As at December 31, 2023, the total amount of gross unrecognized tax benefits was $46 million, before considering tax treaties and other arrangements between taxation authorities. The amount of net unrecognized tax benefits as at December 31, 2023 was $32 million. If recognized, $18 million of the net unrecognized tax benefits as at December 31, 2023 would affect the effective tax rate.

The Company believes that it is reasonably possible that $13 million of the net unrecognized tax benefits as at December 31, 2023 related to Canadian and U.S. federal, state, and provincial income tax matters, each of which are individually insignificant, may be recognized over the next twelve months as a result of settlements and a lapse of the applicable statute of limitations of which approximately half will affect the effective tax rate as the remaining amount relates to temporary differences.

The Company recognizes interest and penalties related to unrecognized tax benefits in Income tax expense in the Statements of Income. The Company recorded a net tax expense of $1 million related to net interest and penalties expense for the year ended December 31, 2023 and net tax recoveries of $12 million and $2 million related to net reversals of interest and penalties for the years ended December 31, 2022 and 2021, respectively. As at December 31, 2023, the Company had accrued interest and penalties of $14 million (2022 -$13 million).

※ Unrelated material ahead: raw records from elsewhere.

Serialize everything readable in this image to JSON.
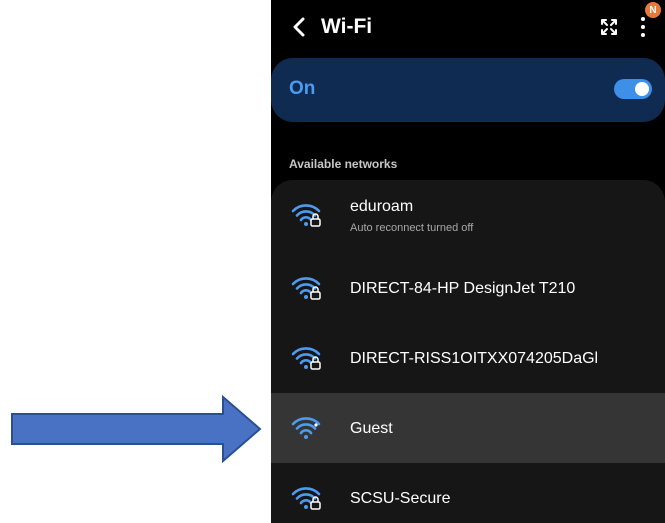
{
  "header": {
    "title": "Wi-Fi",
    "badge": "N"
  },
  "toggle": {
    "label": "On",
    "state": "on"
  },
  "section_label": "Available networks",
  "networks": [
    {
      "name": "eduroam",
      "status": "Auto reconnect turned off",
      "secured": true
    },
    {
      "name": "DIRECT-84-HP DesignJet T210",
      "status": "",
      "secured": true
    },
    {
      "name": "DIRECT-RISS1OITXX074205DaGl",
      "status": "",
      "secured": true
    },
    {
      "name": "Guest",
      "status": "",
      "secured": false,
      "highlighted": true
    },
    {
      "name": "SCSU-Secure",
      "status": "",
      "secured": true
    }
  ],
  "colors": {
    "accent": "#4d9bf0",
    "toggle_bg": "#0f2b52",
    "list_bg": "#161616",
    "highlight_row": "#353535",
    "arrow_fill": "#4a72c4",
    "arrow_stroke": "#2b4f93",
    "badge": "#e9793b"
  },
  "icons": {
    "back": "chevron-left-icon",
    "expand": "expand-icon",
    "more": "more-vertical-icon",
    "wifi": "wifi-icon",
    "lock": "lock-icon",
    "pointer": "arrow-right-icon"
  }
}
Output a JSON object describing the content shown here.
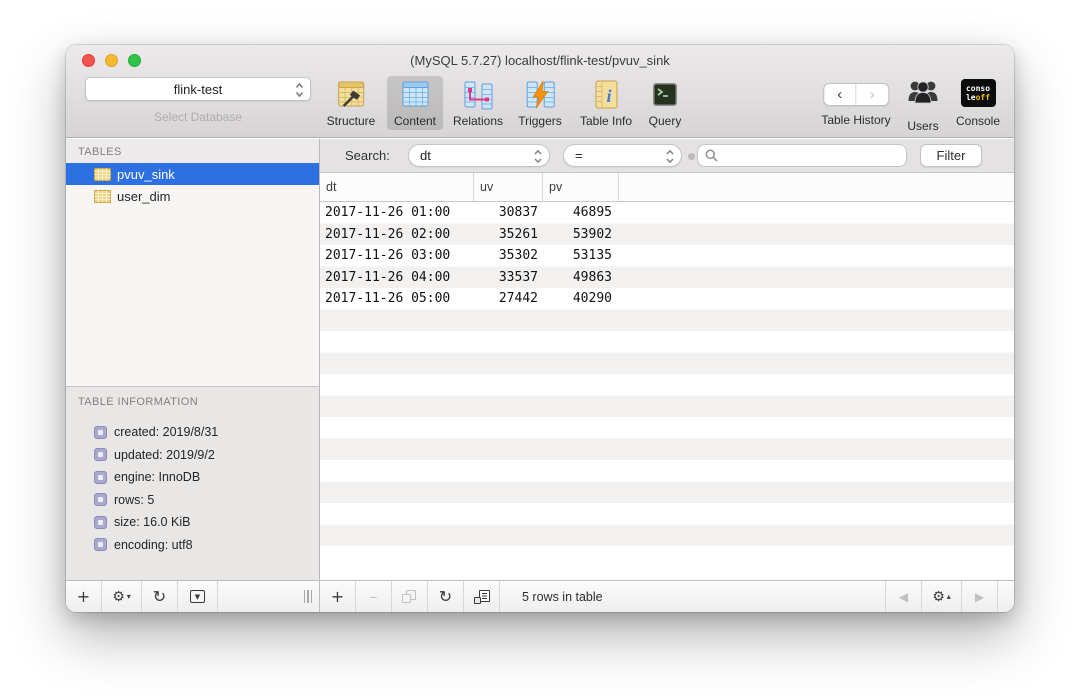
{
  "window": {
    "title": "(MySQL 5.7.27) localhost/flink-test/pvuv_sink"
  },
  "toolbar": {
    "database_selector": {
      "value": "flink-test",
      "label": "Select Database"
    },
    "items": [
      {
        "label": "Structure",
        "icon": "structure-table-icon"
      },
      {
        "label": "Content",
        "icon": "content-table-icon",
        "active": true
      },
      {
        "label": "Relations",
        "icon": "relations-icon"
      },
      {
        "label": "Triggers",
        "icon": "triggers-icon"
      },
      {
        "label": "Table Info",
        "icon": "table-info-icon"
      },
      {
        "label": "Query",
        "icon": "query-terminal-icon"
      }
    ],
    "table_history": {
      "label": "Table History",
      "back_glyph": "‹",
      "forward_glyph": "›"
    },
    "users": {
      "label": "Users",
      "icon": "users-icon"
    },
    "console": {
      "label": "Console",
      "badge_line1": "conso",
      "badge_line2a": "le",
      "badge_line2b": "off"
    }
  },
  "sidebar": {
    "tables_header": "TABLES",
    "tables": [
      {
        "name": "pvuv_sink",
        "selected": true
      },
      {
        "name": "user_dim",
        "selected": false
      }
    ],
    "info_header": "TABLE INFORMATION",
    "info_items": [
      "created: 2019/8/31",
      "updated: 2019/9/2",
      "engine: InnoDB",
      "rows: 5",
      "size: 16.0 KiB",
      "encoding: utf8"
    ]
  },
  "filter_bar": {
    "search_label": "Search:",
    "field_value": "dt",
    "operator_value": "=",
    "search_value": "",
    "filter_button": "Filter"
  },
  "table": {
    "columns": [
      "dt",
      "uv",
      "pv"
    ],
    "rows": [
      [
        "2017-11-26 01:00",
        "30837",
        "46895"
      ],
      [
        "2017-11-26 02:00",
        "35261",
        "53902"
      ],
      [
        "2017-11-26 03:00",
        "35302",
        "53135"
      ],
      [
        "2017-11-26 04:00",
        "33537",
        "49863"
      ],
      [
        "2017-11-26 05:00",
        "27442",
        "40290"
      ]
    ]
  },
  "footer": {
    "status": "5 rows in table",
    "glyphs": {
      "add": "+",
      "remove": "–",
      "refresh": "↻",
      "gear": "⚙",
      "caret_down": "▾",
      "caret_up": "▴",
      "prev": "◀",
      "next": "▶",
      "popdown": "▼"
    }
  },
  "colors": {
    "selection_blue": "#2C70E2",
    "stripe_gray": "#F3F1F0",
    "chrome_gray": "#E4E2E3",
    "console_badge_accent": "#F2C10E"
  }
}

In Canada, the Company's federal and provincial income tax returns filed for the years 2018 to 2022 remain subject to examination by the taxation authorities. An examination of the Company's federal income tax returns for the year 2018 and 2019 is currently in progress and is expected to be completed during 2024. In 2020, the tax authorities proposed certain audit adjustments and, as a result, the Company recorded a $25 million deferred tax expense which is comprised of net unrecognized tax benefits and related interest expenses. During 2021 and 2022, the tax authorities finalized their audit adjustments related to certain tax positions and as a result, the Company re-evaluated the relevant tax positions for all open years and recorded deferred tax recoveries of $8 million and $13 million, respectively, reducing net unrecognized tax benefits and related interest expenses. In the U.S., the federal income tax returns filed for the years 2020 to 2022 and the state income tax returns filed for the years 2018 to 2022 remain subject to examination by the taxation authorities. The Company does not anticipate any significant impacts to its results of operations or financial position as a result of the final resolutions of such matters.